CTSBP2 specifically enhances the reactivity of bases in ES31. A, electrophoretic traces obtained from reactions containing 80 S ribosomes treated with DMSO (blue), or BzCN in the presence (red) or absence (green) of CTSBP2. cDNA fragments were generated from primer extension reactions using primer 3928. B and C, same as A except reactions were performed with the CTSBP2 ⁶⁴⁷RFQDR⁶⁵¹ penta-alanine mutant (purple) or rpL30 (orange). Arrows indicate regions with enhanced reactivity in the presence of CTSBP2 (A), or the corresponding positions in reactions performed with the CTSBP2 ⁶⁴⁷RFQDR⁶⁵¹ penta-alanine mutant (B) or rpL30 (C). Each trace is representative of three independent SHAPE experiments.

FIGURE 5.

Relative positions of ES31(red) and H89 (blue) on the crystal structure of the S. cerevisiae 80 S ribosome. The residues shown in green on H89 displayed enhanced reactivity to BzCN in the presence of SBP2.

FIGURE 6.

SHAPE analysis of H89 and ES31 with the SBP2 SID/RBD domains. A and C, electrophoretic traces obtained from reactions containing ribosomes treated with DMSO (blue) or BzCN in the presence (red) or absence (green) of the SID and the RBD. cDNA fragments were generated from reactions using primer 4229 to cover H89 (A) and primer 3928 to cover ES31 (C). B and D, same as A and C except reactions were performed with the SID and the RBD ⁶⁴⁷RFQDR⁶⁵¹ penta-alanine mutant (purple).

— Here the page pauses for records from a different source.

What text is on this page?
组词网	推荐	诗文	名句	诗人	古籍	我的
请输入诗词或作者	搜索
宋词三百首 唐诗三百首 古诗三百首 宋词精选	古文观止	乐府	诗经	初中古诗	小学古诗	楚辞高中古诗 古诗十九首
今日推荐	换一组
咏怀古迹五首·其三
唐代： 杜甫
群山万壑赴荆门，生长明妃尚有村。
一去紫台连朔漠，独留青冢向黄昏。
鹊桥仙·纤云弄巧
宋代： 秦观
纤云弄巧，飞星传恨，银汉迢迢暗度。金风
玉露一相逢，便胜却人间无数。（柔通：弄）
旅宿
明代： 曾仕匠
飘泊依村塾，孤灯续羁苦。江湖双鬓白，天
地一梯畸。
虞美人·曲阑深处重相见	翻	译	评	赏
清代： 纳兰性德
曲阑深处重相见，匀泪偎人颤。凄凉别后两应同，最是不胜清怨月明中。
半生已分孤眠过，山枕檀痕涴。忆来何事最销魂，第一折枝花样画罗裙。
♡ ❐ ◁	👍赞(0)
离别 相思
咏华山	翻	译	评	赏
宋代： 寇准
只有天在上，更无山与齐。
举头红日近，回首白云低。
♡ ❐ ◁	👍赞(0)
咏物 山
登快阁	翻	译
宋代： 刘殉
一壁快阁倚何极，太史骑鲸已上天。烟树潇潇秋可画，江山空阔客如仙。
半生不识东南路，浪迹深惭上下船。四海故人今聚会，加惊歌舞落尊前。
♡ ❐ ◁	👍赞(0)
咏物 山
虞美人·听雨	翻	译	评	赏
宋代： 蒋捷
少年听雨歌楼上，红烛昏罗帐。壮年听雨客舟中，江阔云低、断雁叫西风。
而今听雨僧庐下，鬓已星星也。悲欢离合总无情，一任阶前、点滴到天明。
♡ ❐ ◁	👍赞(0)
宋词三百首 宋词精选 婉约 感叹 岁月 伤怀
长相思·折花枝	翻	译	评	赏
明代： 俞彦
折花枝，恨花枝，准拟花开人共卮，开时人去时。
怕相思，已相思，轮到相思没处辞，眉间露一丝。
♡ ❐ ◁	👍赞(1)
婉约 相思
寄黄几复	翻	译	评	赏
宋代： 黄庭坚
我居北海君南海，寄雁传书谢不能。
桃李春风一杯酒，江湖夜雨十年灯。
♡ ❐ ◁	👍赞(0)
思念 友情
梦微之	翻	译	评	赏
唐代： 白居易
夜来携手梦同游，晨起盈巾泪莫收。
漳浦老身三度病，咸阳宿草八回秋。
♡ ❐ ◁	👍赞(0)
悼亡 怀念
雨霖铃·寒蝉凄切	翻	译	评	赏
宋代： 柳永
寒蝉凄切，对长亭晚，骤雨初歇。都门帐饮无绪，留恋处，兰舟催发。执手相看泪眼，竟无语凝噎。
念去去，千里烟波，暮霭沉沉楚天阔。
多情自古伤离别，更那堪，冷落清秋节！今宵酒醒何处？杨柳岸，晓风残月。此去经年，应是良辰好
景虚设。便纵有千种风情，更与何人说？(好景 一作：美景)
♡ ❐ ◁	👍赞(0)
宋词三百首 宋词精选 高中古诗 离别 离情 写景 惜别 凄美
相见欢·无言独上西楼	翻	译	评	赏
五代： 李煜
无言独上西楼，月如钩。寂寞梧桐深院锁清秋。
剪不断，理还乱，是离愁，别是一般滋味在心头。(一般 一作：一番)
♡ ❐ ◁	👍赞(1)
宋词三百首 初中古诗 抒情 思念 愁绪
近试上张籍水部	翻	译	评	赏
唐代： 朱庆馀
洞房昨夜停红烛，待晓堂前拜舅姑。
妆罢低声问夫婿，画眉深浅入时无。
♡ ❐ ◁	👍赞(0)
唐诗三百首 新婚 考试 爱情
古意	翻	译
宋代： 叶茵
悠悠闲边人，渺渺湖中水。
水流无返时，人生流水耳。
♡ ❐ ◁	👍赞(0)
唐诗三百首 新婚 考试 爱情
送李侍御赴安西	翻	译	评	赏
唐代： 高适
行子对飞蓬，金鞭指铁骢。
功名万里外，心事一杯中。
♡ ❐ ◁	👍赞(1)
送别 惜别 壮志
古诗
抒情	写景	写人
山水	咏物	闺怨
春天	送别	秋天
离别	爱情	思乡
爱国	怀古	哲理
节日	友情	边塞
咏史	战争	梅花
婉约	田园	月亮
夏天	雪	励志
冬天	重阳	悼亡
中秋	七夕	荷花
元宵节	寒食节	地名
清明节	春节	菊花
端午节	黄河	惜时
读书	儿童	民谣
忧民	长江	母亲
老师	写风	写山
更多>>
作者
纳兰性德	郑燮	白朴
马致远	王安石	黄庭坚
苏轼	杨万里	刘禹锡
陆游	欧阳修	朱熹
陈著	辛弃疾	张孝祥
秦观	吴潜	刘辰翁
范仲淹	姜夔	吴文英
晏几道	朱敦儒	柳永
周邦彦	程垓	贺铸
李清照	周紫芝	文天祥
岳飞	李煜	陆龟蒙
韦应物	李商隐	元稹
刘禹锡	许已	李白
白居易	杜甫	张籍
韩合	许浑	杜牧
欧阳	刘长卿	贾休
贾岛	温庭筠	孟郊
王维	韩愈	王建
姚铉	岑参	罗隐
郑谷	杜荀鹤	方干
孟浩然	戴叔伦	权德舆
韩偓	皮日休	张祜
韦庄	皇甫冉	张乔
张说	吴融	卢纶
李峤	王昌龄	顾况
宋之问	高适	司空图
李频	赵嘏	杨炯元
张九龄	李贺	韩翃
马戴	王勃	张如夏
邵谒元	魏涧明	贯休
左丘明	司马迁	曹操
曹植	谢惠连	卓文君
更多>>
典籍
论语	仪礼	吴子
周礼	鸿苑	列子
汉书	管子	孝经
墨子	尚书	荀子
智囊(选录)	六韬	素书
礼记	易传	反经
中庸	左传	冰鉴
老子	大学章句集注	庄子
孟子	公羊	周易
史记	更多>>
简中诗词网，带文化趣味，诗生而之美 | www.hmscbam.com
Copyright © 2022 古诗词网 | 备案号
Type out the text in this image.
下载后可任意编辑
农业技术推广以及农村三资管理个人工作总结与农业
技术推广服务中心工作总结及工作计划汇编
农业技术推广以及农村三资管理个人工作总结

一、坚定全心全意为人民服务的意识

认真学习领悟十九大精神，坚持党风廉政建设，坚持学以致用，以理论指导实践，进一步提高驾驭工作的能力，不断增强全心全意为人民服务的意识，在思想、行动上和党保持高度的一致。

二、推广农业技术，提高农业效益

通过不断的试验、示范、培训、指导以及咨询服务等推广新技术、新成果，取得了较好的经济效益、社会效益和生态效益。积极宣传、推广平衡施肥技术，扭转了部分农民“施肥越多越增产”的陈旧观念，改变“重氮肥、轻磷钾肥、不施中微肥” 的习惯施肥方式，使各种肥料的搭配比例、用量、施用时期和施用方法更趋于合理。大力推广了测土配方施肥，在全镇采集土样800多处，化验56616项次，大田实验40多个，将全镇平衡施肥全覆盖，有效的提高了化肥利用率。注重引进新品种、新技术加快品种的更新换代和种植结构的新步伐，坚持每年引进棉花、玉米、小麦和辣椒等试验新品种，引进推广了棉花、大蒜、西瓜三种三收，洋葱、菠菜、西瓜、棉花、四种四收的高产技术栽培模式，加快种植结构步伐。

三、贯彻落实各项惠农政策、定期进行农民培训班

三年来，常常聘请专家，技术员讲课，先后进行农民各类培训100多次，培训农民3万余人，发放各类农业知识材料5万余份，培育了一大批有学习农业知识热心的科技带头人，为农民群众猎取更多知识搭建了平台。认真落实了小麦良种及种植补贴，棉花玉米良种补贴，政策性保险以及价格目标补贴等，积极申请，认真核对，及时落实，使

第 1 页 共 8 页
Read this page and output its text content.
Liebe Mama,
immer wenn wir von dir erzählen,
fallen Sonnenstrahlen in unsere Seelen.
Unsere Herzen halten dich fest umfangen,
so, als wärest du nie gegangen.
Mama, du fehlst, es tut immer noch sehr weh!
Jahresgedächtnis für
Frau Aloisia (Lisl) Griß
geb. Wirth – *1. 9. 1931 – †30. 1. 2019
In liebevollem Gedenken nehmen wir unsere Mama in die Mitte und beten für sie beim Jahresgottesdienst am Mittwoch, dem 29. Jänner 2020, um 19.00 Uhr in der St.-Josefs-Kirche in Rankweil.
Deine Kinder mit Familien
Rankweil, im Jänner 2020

Arrows in A, B and C, D indicate the same nucleotide positions displaying enhanced reactivity in the presence of CTSBP2 seen in Figs. 2B and 3A, respectively. Each trace is representative of three independent SHAPE experiments.

FIGURE 7.

SHAPE analysis of ES31 with the SBP2 RBD domain alone. A, electrophoretic traces obtained from reactions containing ribosomes treated with DMSO (blue), or BzCN in the presence (red) or absence (green) of the RBD. cDNA fragments were generated from reactions using primer 3928 to cover ES31. B, same as A except reactions were performed with the RBD ⁶⁴⁷RFQDR⁶⁵¹ penta-alanine mutant (purple). Arrows indicate the same nucleotide positions displaying enhanced reactivity in the presence of CTSBP2 seen in Fig. 3A. Each trace is representative of three independent SHAPE experiments.